The government also must try to avoid a repeat of its December 2015 campaign to retake the city of Ramadi, which was occupied by ISIS for about six months last year. While government forces eventually succeeded in ejecting the militants, their victory came at the price of destroying large parts of the historic city, which has suffered more damage than any urban area in Iraq. Government forces still haven't cleared hundreds of bombs and booby-traps left behind by ISIS fighters, and they continue to uncover mass graves of civilians, including those killed by Iraq's Shiite militia forces, who have been accused of committing atrocities against civilians in majority Sunni towns and cities.

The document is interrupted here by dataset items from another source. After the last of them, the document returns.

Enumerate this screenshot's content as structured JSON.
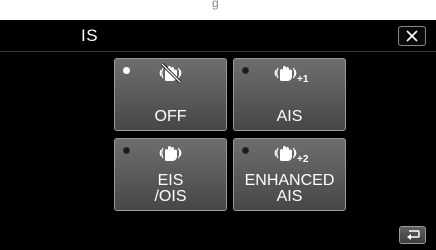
{
  "header": {
    "title": "IS",
    "close_icon": "close-icon",
    "partial_top_text": "g"
  },
  "options": [
    {
      "id": "off",
      "label_lines": [
        "OFF"
      ],
      "selected": true,
      "icon": "stabilizer-off-icon"
    },
    {
      "id": "ais",
      "label_lines": [
        "AIS"
      ],
      "selected": false,
      "icon": "stabilizer-ais-icon",
      "icon_suffix": "+1"
    },
    {
      "id": "eis-ois",
      "label_lines": [
        "EIS",
        "/OIS"
      ],
      "selected": false,
      "icon": "stabilizer-eis-icon"
    },
    {
      "id": "enhanced-ais",
      "label_lines": [
        "ENHANCED",
        "AIS"
      ],
      "selected": false,
      "icon": "stabilizer-enhanced-icon",
      "icon_suffix": "+2"
    }
  ],
  "footer": {
    "back_icon": "return-icon"
  },
  "colors": {
    "background": "#000000",
    "button_top": "#6e6e6e",
    "button_bottom": "#474747",
    "border": "#9a9a9a",
    "text": "#ffffff"
  }
}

America never had a strong partnership with former Prime Minister al-Maliki, whose two terms in office alienated the country's Sunni minority and stoked the sectarian resentments that ISIS exploited against his government in Baghdad. Whether Mr. al-Abadi will be able to unify the country and heal those deep divisions remains to be seen, but without a political reconciliation with the Sunni minority that was disenfranchised by the 2003 U.S. invasion that led to the fall of former dictator Saddam Hussein, it's difficult to see how ISIS' appeal to disgruntled Sunnis will diminish in Fallujah — or in Mosul, which U.S. and Iraqi officials hope to retake next. ISIS took control of Mosul in June 2014.

The weaknesses of Iraq's political process will be the determining factor in whether a U.S. strategy that avoids putting American troops on the ground can stop the cycle by addressing the fundamental needs and concerns of the city's Sunni residents. In the coming months Fallujah, and eventually Mosul, will put that question to the test.